Disfungsi yang terjadi pada halusinasi menggambarkan hilangnya kemampuan menilai realitas, klien hidup dalam dunianya sendiri dan merasa terganggu dalam interaksi sosialnya sehingga menyebabkan gangguan berhubungan sosial, komunikasi susah, dan kadang-kadang membahayakan diri klien, orang lain maupun lingkungan, menunjukan bahwa klien memerlukan pendekatan asuhan keperawatan secara intensif dan komprenhensif.

B. Rumusan Masalah

Berdasarkan uraian latar belakang di atas, maka dapat di rumuskan masalah yaitu “ Apa Itu Halusinasi dan Bagaimana Asuhan keperawatan dari Halusinasi?”

C. Tujuan

Mengetahui Apa Itu Halusinasi dan Asuhan keperawatan dari Halusinasi.


BAB II

TINJAUAN PUSTAKA

A. Definisi

Halusinasi merupakan suatu gejala yang sering ditemukan pada klien dengan gangguan jiwa.

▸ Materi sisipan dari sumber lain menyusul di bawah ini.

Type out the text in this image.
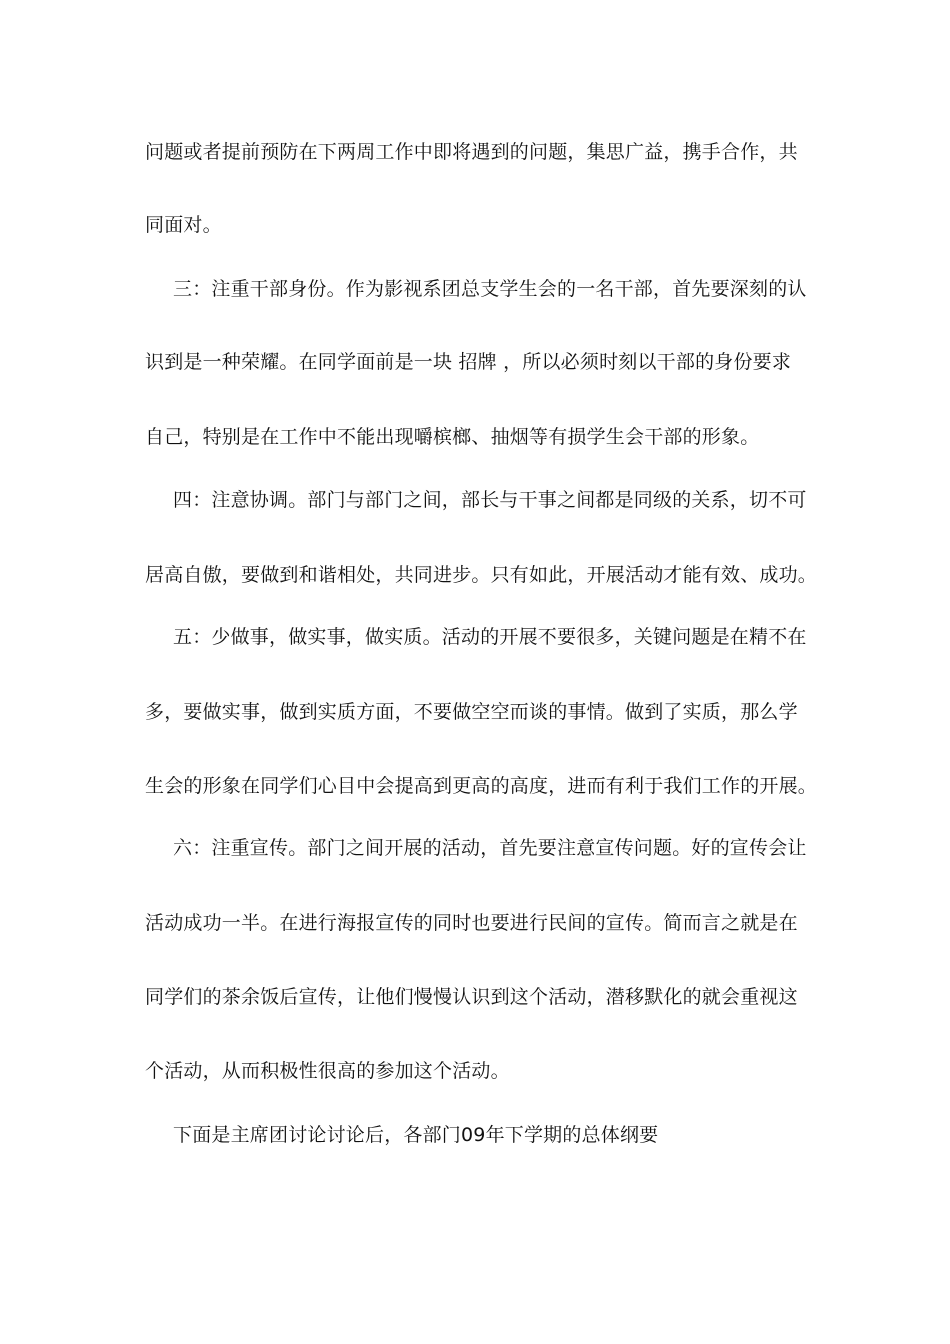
问题或者提前预防在下两周工作中即将遇到的问题，集思广益，携手合作，共
同面对。
三：注重干部身份。作为影视系团总支学生会的一名干部，首先要深刻的认
识到是一种荣耀。在同学面前是一块 招牌 ，所以必须时刻以干部的身份要求
自己，特别是在工作中不能出现嚼槟榔、抽烟等有损学生会干部的形象。
四：注意协调。部门与部门之间，部长与干事之间都是同级的关系，切不可
居高自傲，要做到和谐相处，共同进步。只有如此，开展活动才能有效、成功。
五：少做事，做实事，做实质。活动的开展不要很多，关键问题是在精不在
多，要做实事，做到实质方面，不要做空空而谈的事情。做到了实质，那么学
生会的形象在同学们心目中会提高到更高的高度，进而有利于我们工作的开展。
六：注重宣传。部门之间开展的活动，首先要注意宣传问题。好的宣传会让
活动成功一半。在进行海报宣传的同时也要进行民间的宣传。简而言之就是在
同学们的茶余饭后宣传，让他们慢慢认识到这个活动，潜移默化的就会重视这
个活动，从而积极性很高的参加这个活动。
下面是主席团讨论讨论后，各部门09年下学期的总体纲要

Halusinasi sering diidentikkan dengan Skizofrenia. Dari seluruh klien Skizoprenia 70 % diantaranya mengalami halusinasi. Gangguan jiwa lain yang sering juga disertai dengan gejala halusinasi adalah gangguan maniak, depresif, dan delirium.

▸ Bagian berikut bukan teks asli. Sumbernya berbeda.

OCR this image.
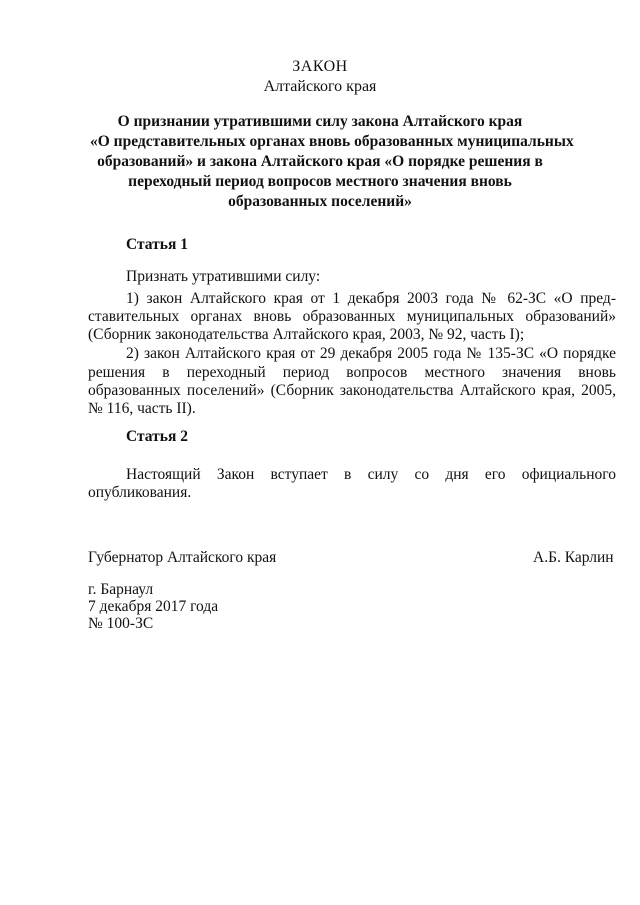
ЗАКОН
Алтайского края
О признании утратившими силу закона Алтайского края
«О представительных органах вновь образованных муниципальных
образований» и закона Алтайского края «О порядке решения в
переходный период вопросов местного значения вновь
образованных поселений»
Статья 1
Признать утратившими силу:
1) закон Алтайского края от 1 декабря 2003 года № 62-ЗС «О пред-
ставительных органах вновь образованных муниципальных образований»
(Сборник законодательства Алтайского края, 2003, № 92, часть I);
2) закон Алтайского края от 29 декабря 2005 года № 135-ЗС «О порядке
решения в переходный период вопросов местного значения вновь
образованных поселений» (Сборник законодательства Алтайского края, 2005,
№ 116, часть II).
Статья 2
Настоящий Закон вступает в силу со дня его официального
опубликования.
Губернатор Алтайского края	А.Б. Карлин
г. Барнаул
7 декабря 2017 года
№ 100-ЗС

Halusinasi adalah penyerapan tanpa adanya rangsang apapun pada panca indra sesorang pasien yang terjadi dalam keadaan sadar atau bangun, dasarnya mungkin organik, psikotik ataupun histerik (Maramis, 1994).

Halusinasi merupakan gangguan persepsi dimana lmempersepsikan sesuatu yang sebenarnya tidak terjadi. Suatu penyerapan panca indera tanpa ada rangsagan dari luar ( Maramis, 1998 ).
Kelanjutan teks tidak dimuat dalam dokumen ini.